Mbattan is a Libyan home classic of layered and stuffed slices of potatoes filled with seasoned ground beef, sealed, coated in beaten eggs and crisp breadcrumbs, fried in shimmering vegetable oil, then gently simmered in a garlicky tomato sauce made with ripe tomatoes, rich tomato paste, and fragrant olive oil. The filling often features chopped onion, minced garlic, and fresh parsley, along with warming spices like cumin, smoky paprika, and golden turmeric, finished with a touch of salt and black pepper. In many Libyan households, Mbattan bridges the line between everyday comfort and celebratory fare, appearing on family tables during gatherings or as a hearty centerpiece for a simple weekend lunch. Its technique of stuffing and saucing makes it both satisfying and adaptable, with heat lovers sometimes adding a pinch of chili flakes or serving with a spoon of harissa and a squeeze of lemon.

Ingredients

Preparation

  1. Slice and soak the potatoes: Peel and cut the potatoes into even 5 to 7 mm thick rounds. Rinse and soak in cold water for 10 minutes to remove excess starch, then drain and pat very dry.
  2. Make the filling: In a bowl, combine ground beef, finely chopped onion, minced garlic, chopped parsley, a teaspoon each of cumin and paprika, a half teaspoon of turmeric, a pinch of chili flakes if you like heat, plus salt, black pepper, and a drizzle of olive oil. Mix until just combined without overworking.
  3. Start the sauce: Warm a spoonful of olive oil in a wide pot. Add a clove of minced garlic, then stir in tomato paste until it darkens slightly. Pour in crushed tomatoes and a splash of water. Season with salt, black pepper, and a small pinch of cumin. Let it gently bubble for 15 minutes while you assemble.
  4. Assemble the layers: Lay out pairs of potatoes. Spread a thin layer of the ground beef mixture on one slice and cap it with the second slice, pressing to seal the edges. Lightly dust the perimeter with flour to help it stay closed.
  5. Coat for frying: Beat eggs with a pinch of salt and black pepper. Set up shallow bowls with flour and breadcrumbs. Dredge each stuffed piece in flour, dip in the eggs, then coat all over with breadcrumbs.
  6. Fry: Heat vegetable oil in a deep skillet to hot but not smoking. Fry the coated stacks in batches for about 4 to 5 minutes per side until deep golden.
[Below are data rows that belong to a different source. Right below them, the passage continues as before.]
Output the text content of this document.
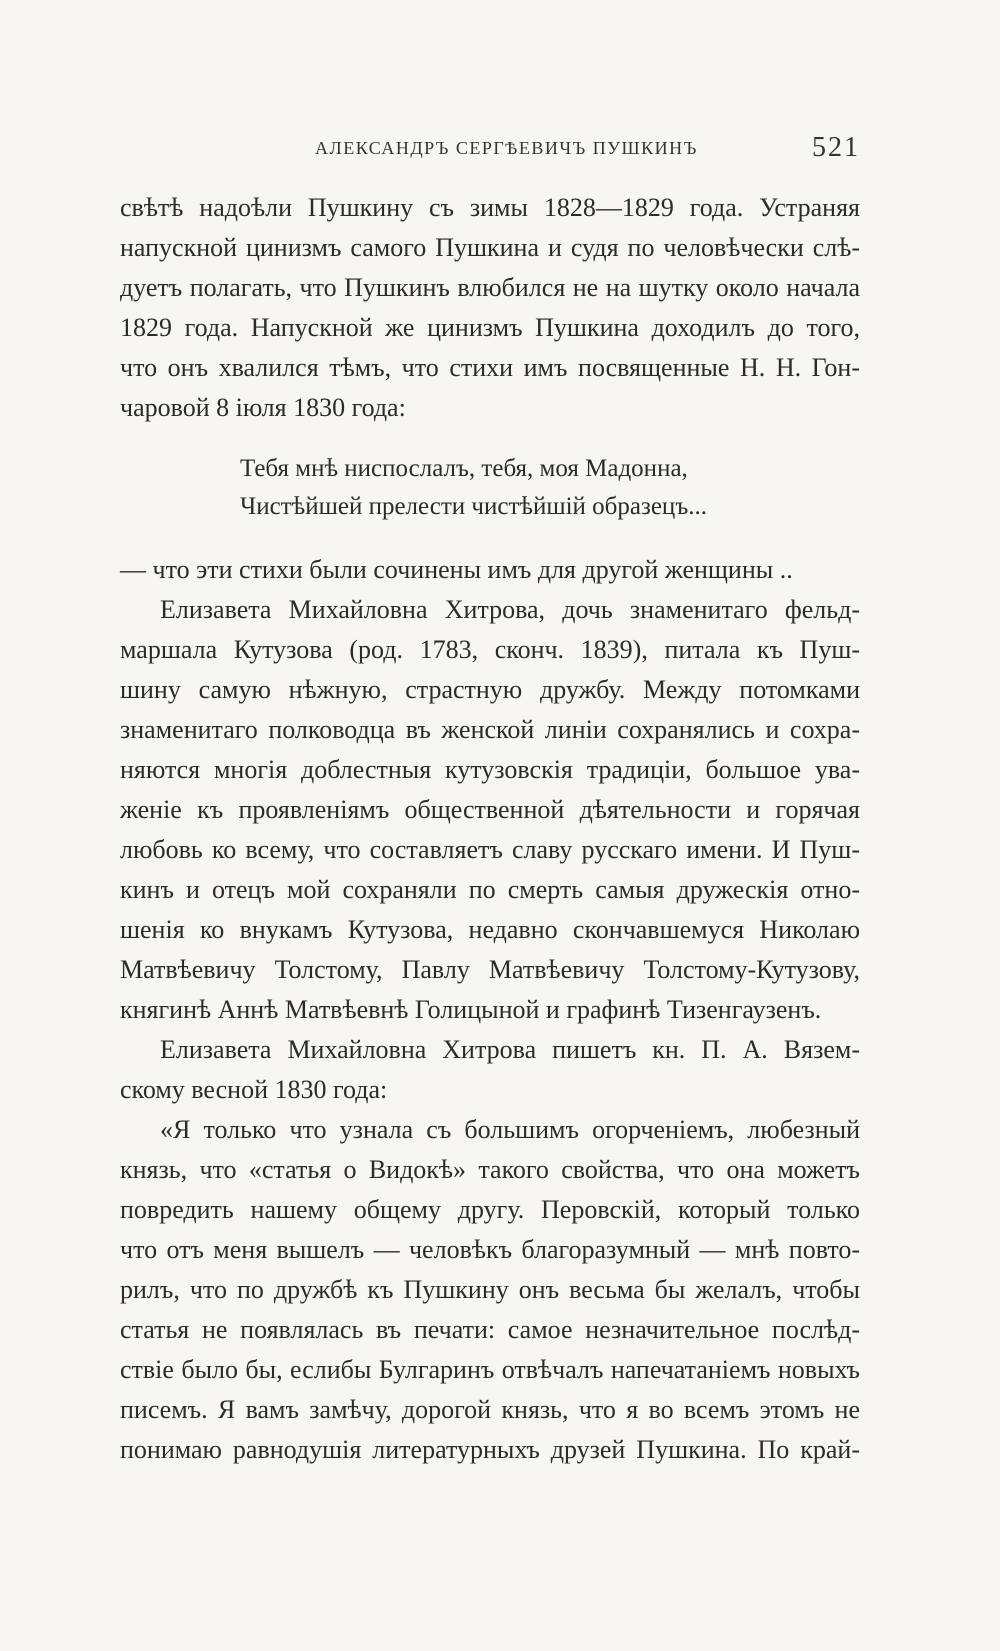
АЛЕКСАНДРЪ СЕРГѢЕВИЧЪ ПУШКИНЪ	521
свѣтѣ надоѣли Пушкину съ зимы 1828—1829 года. Устраняя
напускной цинизмъ самого Пушкина и судя по человѣчески слѣ-
дуетъ полагать, что Пушкинъ влюбился не на шутку около начала
1829 года. Напускной же цинизмъ Пушкина доходилъ до того,
что онъ хвалился тѣмъ, что стихи имъ посвященные Н. Н. Гон-
чаровой 8 іюля 1830 года:
Тебя мнѣ ниспослалъ, тебя, моя Мадонна,
Чистѣйшей прелести чистѣйшій образецъ...
— что эти стихи были сочинены имъ для другой женщины ..
Елизавета Михайловна Хитрова, дочь знаменитаго фельд-
маршала Кутузова (род. 1783, сконч. 1839), питала къ Пуш-
шину самую нѣжную, страстную дружбу. Между потомками
знаменитаго полководца въ женской линіи сохранялись и сохра-
няются многія доблестныя кутузовскія традиціи, большое ува-
женіе къ проявленіямъ общественной дѣятельности и горячая
любовь ко всему, что составляетъ славу русскаго имени. И Пуш-
кинъ и отецъ мой сохраняли по смерть самыя дружескія отно-
шенія ко внукамъ Кутузова, недавно скончавшемуся Николаю
Матвѣевичу Толстому, Павлу Матвѣевичу Толстому-Кутузову,
княгинѣ Аннѣ Матвѣевнѣ Голицыной и графинѣ Тизенгаузенъ.
Елизавета Михайловна Хитрова пишетъ кн. П. А. Вязем-
скому весной 1830 года:
«Я только что узнала съ большимъ огорченіемъ, любезный
князь, что «статья о Видокѣ» такого свойства, что она можетъ
повредить нашему общему другу. Перовскій, который только
что отъ меня вышелъ — человѣкъ благоразумный — мнѣ повто-
рилъ, что по дружбѣ къ Пушкину онъ весьма бы желалъ, чтобы
статья не появлялась въ печати: самое незначительное послѣд-
ствіе было бы, еслибы Булгаринъ отвѣчалъ напечатаніемъ новыхъ
писемъ. Я вамъ замѣчу, дорогой князь, что я во всемъ этомъ не
понимаю равнодушія литературныхъ друзей Пушкина. По край-
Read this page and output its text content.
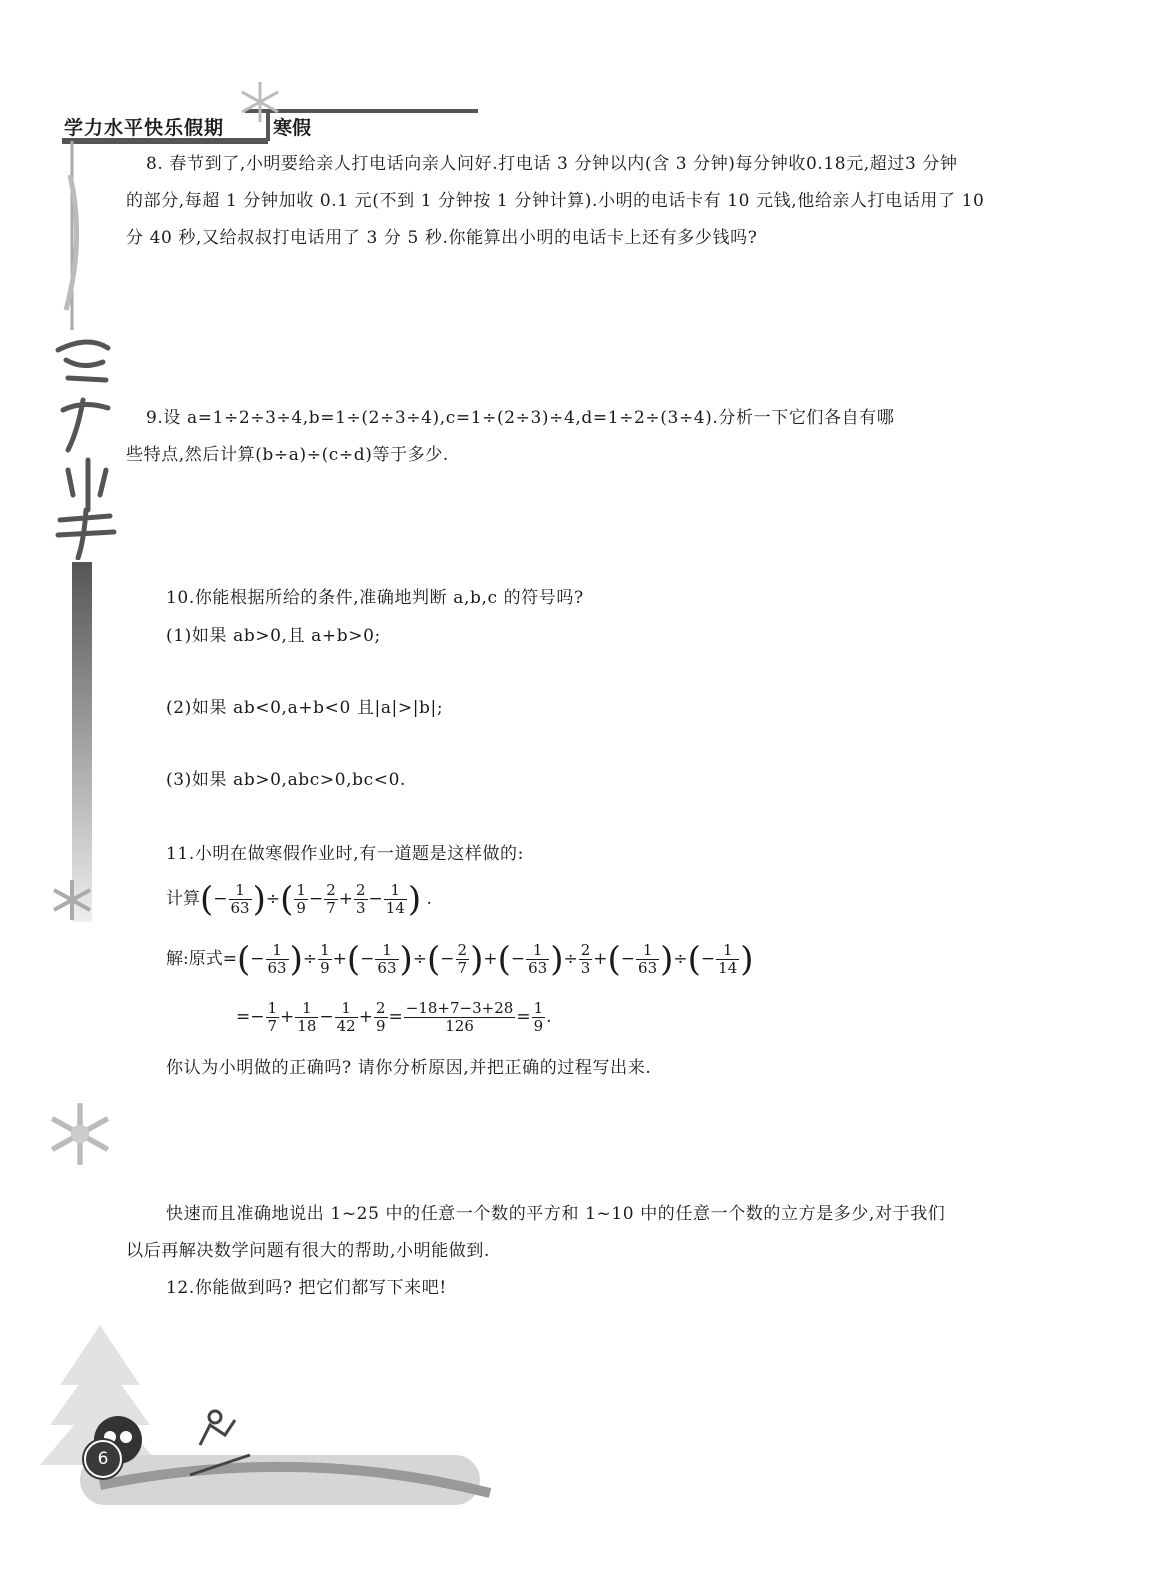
学力水平快乐假期	寒假
6
8. 春节到了,小明要给亲人打电话向亲人问好.打电话 3 分钟以内(含 3 分钟)每分钟收0.18元,超过3 分钟
的部分,每超 1 分钟加收 0.1 元(不到 1 分钟按 1 分钟计算).小明的电话卡有 10 元钱,他给亲人打电话用了 10
分 40 秒,又给叔叔打电话用了 3 分 5 秒.你能算出小明的电话卡上还有多少钱吗?
9.设 a=1÷2÷3÷4,b=1÷(2÷3÷4),c=1÷(2÷3)÷4,d=1÷2÷(3÷4).分析一下它们各自有哪
些特点,然后计算(b÷a)÷(c÷d)等于多少.
10.你能根据所给的条件,准确地判断 a,b,c 的符号吗?
(1)如果 ab>0,且 a+b>0;
(2)如果 ab<0,a+b<0 且|a|>|b|;
(3)如果 ab>0,abc>0,bc<0.
11.小明在做寒假作业时,有一道题是这样做的:
计算(− $\frac{1}{63}$ )÷( $\frac{1}{9} - \frac{2}{7} + \frac{2}{3} - \frac{1}{14}$ ) .
解:原式=(− $\frac{1}{63}$ )÷ $\frac{1}{9}$ +(− $\frac{1}{63}$ )÷(− $\frac{2}{7}$ )+(− $\frac{1}{63}$ )÷ $\frac{2}{3}$ +(− $\frac{1}{63}$ )÷(− $\frac{1}{14}$ )
=− $\frac{1}{7} + \frac{1}{18} - \frac{1}{42} + \frac{2}{9} = \frac{-18+7-3+28}{126} = \frac{1}{9}$ .
你认为小明做的正确吗? 请你分析原因,并把正确的过程写出来.
快速而且准确地说出 1~25 中的任意一个数的平方和 1~10 中的任意一个数的立方是多少,对于我们
以后再解决数学问题有很大的帮助,小明能做到.
12.你能做到吗? 把它们都写下来吧!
Transfer to a rack to drain.
  7. Simmer in sauce: Nestle the fried stacks into the simmering pot of tomatoes and tomato paste sauce. If needed, add a little water so they are mostly submerged. Simmer gently for 10 to 12 minutes, until the potatoes are tender and the filling is cooked through. Adjust with salt and black pepper to taste.
  8. Finish and rest: Swirl in a teaspoon of olive oil for gloss. Let the Mbattan rest off heat for 5 minutes so the layers set.

How to Enjoy

Spoon the sauce over the Mbattan and brighten with a squeeze of lemon. For heat, add a dollop of harissa. A final thread of olive oil and a sprinkle of chopped parsley make a classic finish. Serve it as a main with a crisp salad, or slice the stacks into halves for a shared appetizer platter.

Tips

  • For a lighter approach, brush the coated stacks with olive oil and bake at a high heat until golden, then simmer in the sauce for 10 minutes.
  • Mind the coating: a thin dusting of flour under the breadcrumbs helps the crust cling after the eggs dip.
  • Taste your sauce and adjust with salt, black pepper, a pinch of cumin, or a few chili flakes before nestling in the stacks.